# Here Kitty Kitty



## Chuck (Oct 10, 2009)

I am building a pet cemetery in the backyard and had to pick up some kitty bones. Of course a plain cat skeleton is just not good enough.

Here is Mittens ready to have some fun.


----------



## jdubbya (Nov 6, 2005)

Wow! That's a fantastic corpsing job right there! Looks great!


----------



## Hairazor (Mar 13, 2012)

Great makeover! Looks like something that would hang around a pet cemetery


----------



## Diabolik (Apr 19, 2007)

Fantastic details! You should start making and selling these. I'd buy one! I wish I had some of that talent. Unfortunately, I am a nuts and bolts person. He is going to look great in your display!


----------



## deathsreach (Oct 17, 2013)

Super impressive! I wanted to do something similar (only with black fur) but haven't had any luck finding one yet. There's always next year. Thanks for the inspiration!


----------



## colordglass (Sep 25, 2014)

Wicked cool!


----------



## bobzilla (Nov 13, 2008)

Very creepy!
Nicely done


----------



## Copchick (Apr 10, 2012)

Totally cool! I love Mittens!


----------



## RoxyBlue (Oct 6, 2008)

Ewww, gross:jol:


----------



## theundeadofnight (Aug 14, 2011)

That looks incredible . Love the "meat falling off of the bone" look .


----------



## Sytnathotep (Oct 10, 2011)

That is excellent! The short ratty fur patches really work for it, you have to share how you did it!


----------



## Bone Dancer (Oct 7, 2005)

An amazing job.


----------



## Chuck (Oct 10, 2009)

Thanks for the compliments everyone.



Sytnathotep said:


> That is excellent! The short ratty fur patches really work for it, you have to share how you did it!


The did the corpsing with plastic drop cloth. The fur is from a piece of fur fabric. Just cut the fur at odd angles and hot glue them down. I used american chestnut polyshades stain for the corpsing, and dry brushed it with a beige to bring the detail out. Be sure to get some of the stain onto the fur so that it really makes the hair look matted and blends it into the decaying skin.


----------



## Joiseygal (Sep 3, 2008)

Love it!!!!


----------



## drevilstein (Sep 17, 2013)

Fantastic job Chuck!


----------



## Headless (Sep 4, 2011)

OMG that is awesome - the only thing missing is the maggots...... LOL


----------



## Sytnathotep (Oct 10, 2011)

Chuck said:


> Thanks for the compliments everyone.
> 
> The did the corpsing with plastic drop cloth. The fur is from a piece of fur fabric. Just cut the fur at odd angles and hot glue them down. I used american chestnut polyshades stain for the corpsing, and dry brushed it with a beige to bring the detail out. Be sure to get some of the stain onto the fur so that it really makes the hair look matted and blends it into the decaying skin.
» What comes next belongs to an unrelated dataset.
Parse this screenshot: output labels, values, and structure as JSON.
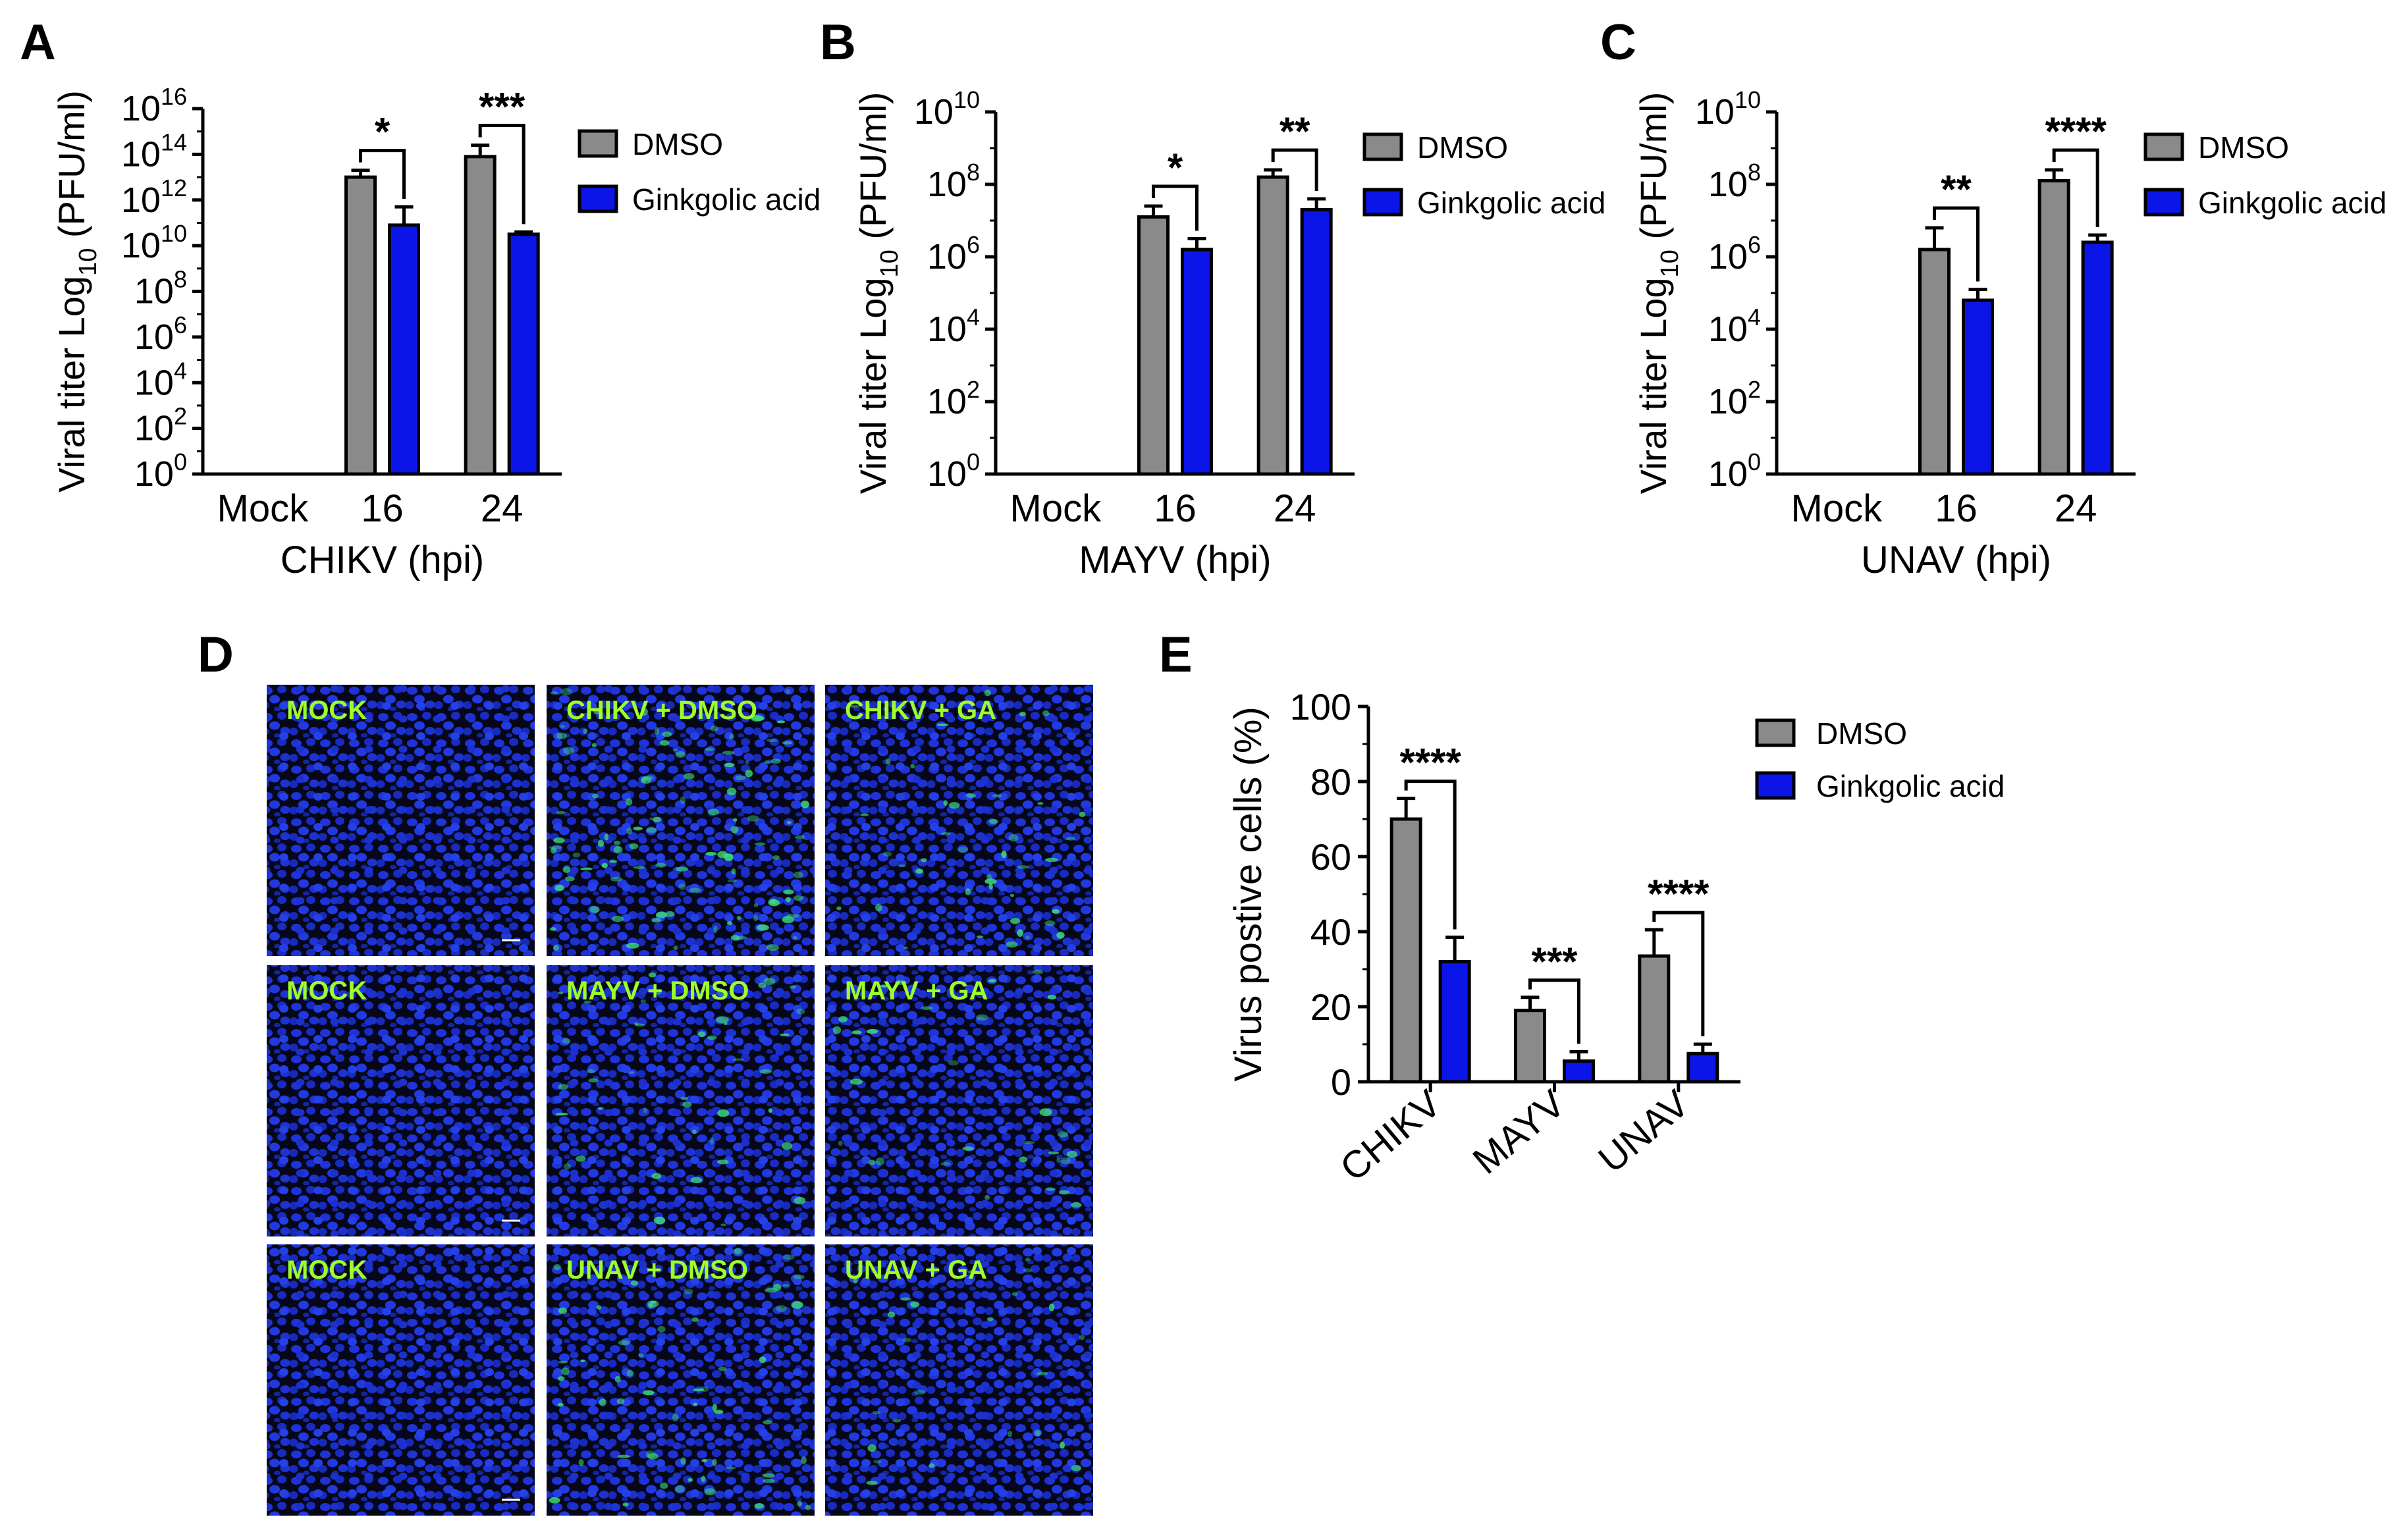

I thought it was plastic corpsing, my favorite technique. Thanks for the info, I'm so going to try this when I get back to the shop!

http://www.pinterest.com/pin/create/extension/


----------



## Pumpkin5 (Aug 8, 2010)

:jol: Meow-tastic! (tastes like chicken):zombie:


----------



## The-Hog-Flu (Oct 21, 2013)

Looks bad-ass!


----------



## SterchCinemas (Aug 22, 2011)

Eerily realistic. Will be a great addition to your pet cemetery!


----------



## Spooky1 (Aug 25, 2008)

That's looking almost too real.


----------



## darrylqmiller (Oct 22, 2012)

I not so sure thats a fake prop……….
Are the neighbors looking for their lost kitty???


----------



## The-Hog-Flu (Oct 21, 2013)

darrylqmiller said:


> I not so sure thats a fake prop&#8230;&#8230;&#8230;.
> Are the neighbors looking for their lost kitty???


It looks so real that it could have been found inside a dumpster in back of a Chinese restaurant.


----------



## donackos (Oct 2, 2014)

*Incredible job!!*

Awesome job! I'll have to keep my eye out for a cat skeleton.


----------



## Death's Door (Mar 22, 2006)

Awesome job!! I might be stealing that idea.


----------



## ATLfun (Oct 12, 2012)

I bet someone calls PETA on you. That is way too realistic.


----------



## IMU (Apr 8, 2009)

Yuck ... in a good way.


----------



## Chuck (Oct 10, 2009)

Thanks for the compliments everyone. Definitely one of favorite props this year and one of the easiest too. I had him sitting on my desk at home and few people came over this weekend. A few were quite disturbed. I think it is safe to say that I accomplished my goal.


----------



## scream1973 (Dec 23, 2007)

Very nice.. love it


----------



## LittleBlueBMW (Nov 4, 2010)

awesome job, I need to get in on this technique


----------